Ma se ci fermassimo ai soli numeri non avremmo nulla di oggettivamente interessante; è invece la possibile spiegazione biologica che potrebbe interessarci maggiormente.
Ed ecco dunque l’IPOTESI: e se le varroe fossero in grado di cambiare il profilo fermionico delle api (cosa quasi del tutto acclarata) e spingere queste ultime ad essere attirate dagli alveari sink dove, per qualche ragione, si crea un ambiente favorevole/attrattivo per le varroe e per le api parassitate da varroa?
Non è nemmeno difficile immaginare che i trattamenti possano alterare gli equilibri feromonici e dunque mescolino le carte facendo nascere nuovi alveari sink. Una sorta di “deriva da trattamento”.
Ma quali implicazioni potrebbe avere il riconoscimento di una tale dinamica. Certamente imporrebbe una riflessione sui trattamenti. Identificare gli alveari sink (le punte) consentirebbe di concentrarsi in maniera mirata su di essi anziché sull’intero apiario con indubbi benefici sia sulla salute delle api che sul tempo e sulle spese che l’apicoltore deve sostenere.
A beneficio della riflessione riportiamo anche qualche altra informazione che può essere utile ad inquadrare meglio l’argomento.
Le dinamiche sin qui discusse:
- non sono legate al mancato funzionamento del trattamento.

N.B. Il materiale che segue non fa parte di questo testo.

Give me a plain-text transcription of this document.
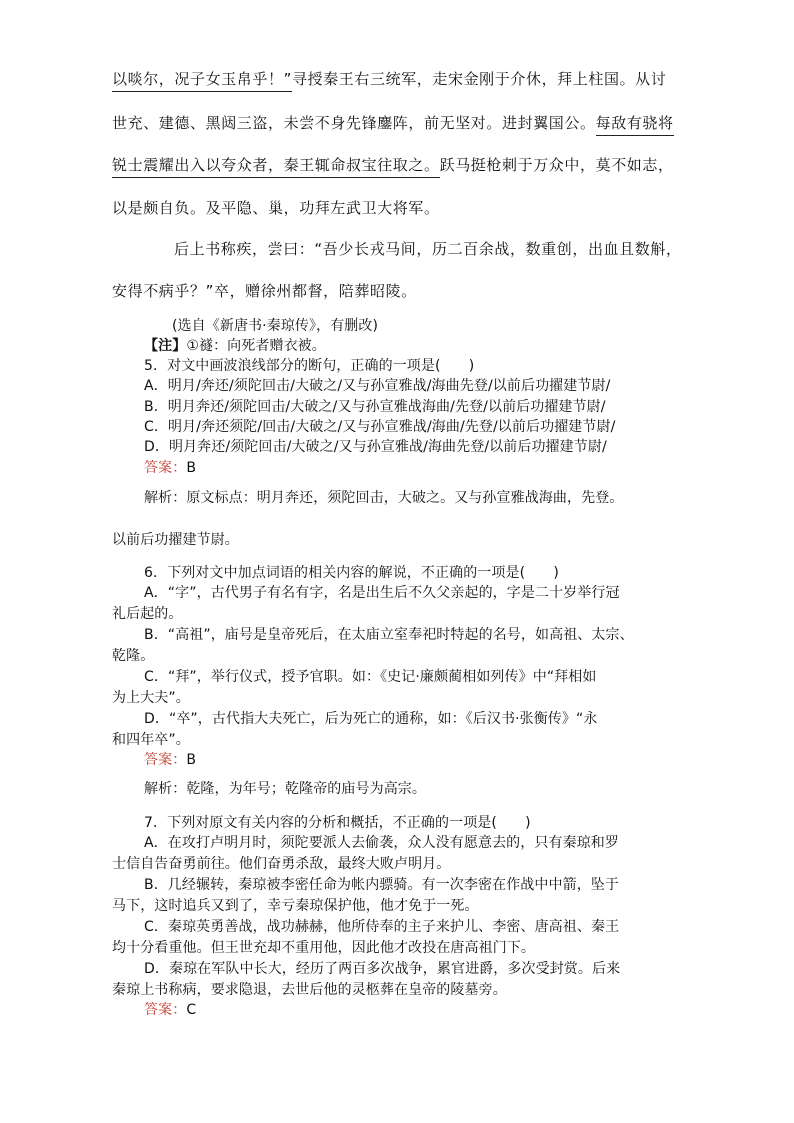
以啖尔，况子女玉帛乎！”寻授秦王右三统军，走宋金刚于介休，拜上柱国。从讨
世充、建德、黑闼三盗，未尝不身先锋鏖阵，前无坚对。进封翼国公。每敌有骁将
锐士震耀出入以夸众者，秦王辄命叔宝往取之。跃马挺枪刺于万众中，莫不如志，
以是颇自负。及平隐、巢，功拜左武卫大将军。
后上书称疾，尝曰：“吾少长戎马间，历二百余战，数重创，出血且数斛，
安得不病乎？”卒，赠徐州都督，陪葬昭陵。
(选自《新唐书·秦琼传》，有删改)
【注】①禭：向死者赠衣被。
5．对文中画波浪线部分的断句，正确的一项是(　　)
A．明月/奔还/须陀回击/大破之/又与孙宣雅战/海曲先登/以前后功擢建节尉/
B．明月奔还/须陀回击/大破之/又与孙宣雅战海曲/先登/以前后功擢建节尉/
C．明月/奔还须陀/回击/大破之/又与孙宣雅战/海曲/先登/以前后功擢建节尉/
D．明月奔还/须陀回击/大破之/又与孙宣雅战/海曲先登/以前后功擢建节尉/
答案：B
解析：原文标点：明月奔还，须陀回击，大破之。又与孙宣雅战海曲，先登。
以前后功擢建节尉。
6．下列对文中加点词语的相关内容的解说，不正确的一项是(　　)
A．“字”，古代男子有名有字，名是出生后不久父亲起的，字是二十岁举行冠
礼后起的。
B．“高祖”，庙号是皇帝死后，在太庙立室奉祀时特起的名号，如高祖、太宗、
乾隆。
C．“拜”，举行仪式，授予官职。如：《史记·廉颇蔺相如列传》中“拜相如
为上大夫”。
D．“卒”，古代指大夫死亡，后为死亡的通称，如：《后汉书·张衡传》“永
和四年卒”。
答案：B
解析：乾隆，为年号；乾隆帝的庙号为高宗。
7．下列对原文有关内容的分析和概括，不正确的一项是(　　)
A．在攻打卢明月时，须陀要派人去偷袭，众人没有愿意去的，只有秦琼和罗
士信自告奋勇前往。他们奋勇杀敌，最终大败卢明月。
B．几经辗转，秦琼被李密任命为帐内骠骑。有一次李密在作战中中箭，坠于
马下，这时追兵又到了，幸亏秦琼保护他，他才免于一死。
C．秦琼英勇善战，战功赫赫，他所侍奉的主子来护儿、李密、唐高祖、秦王
均十分看重他。但王世充却不重用他，因此他才改投在唐高祖门下。
D．秦琼在军队中长大，经历了两百多次战争，累官进爵，多次受封赏。后来
秦琼上书称病，要求隐退，去世后他的灵柩葬在皇帝的陵墓旁。
答案：C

Quest’ultima eventualità è nella gran parte dei casi identificabile con una certa facilità (per esempio l’errato posizionamento degli erogatori o il mancato consumo di formico) e dunque tali dati “anomali” non sono stai considerati nel ragionamento fatto sin qui;
- sembrano indipendenti dal tipo di trattamento sottoposto a sperimentazione (le punte si sono manifestate più o meno diffusamente tutti gli anni, in tutti gli apiari e con tutti i farmaci testati e non solo nei trattamenti che funzionano meno);
- non sembrano legate alla genetica: se fosse così dovrebbero essere sempre le stesse famiglie/regine, di anno in anno, a presentare infestazioni più alte;
- non sono certamente legate alle modalità di misurazione delle infestazioni perché al di là della precisione dei metodi sulla quale ognuno di noi si è fatto un’idea, il manifestarsi delle cosiddette punte si è avuto sia quando l’infestazione è stata misurata con lo ZAV sia quando si è proceduto al conteggio sui fondi;
- non sono legate al metodo statistico con il quale vengono identificate le cosiddette punte (box plot basati sulla mediana, sulla media, percentili, cut-off, ecc.). Il metodo statistico può identificarne qualcuna in più o qualcuna in meno ma non far sparire del tutto il fenomeno.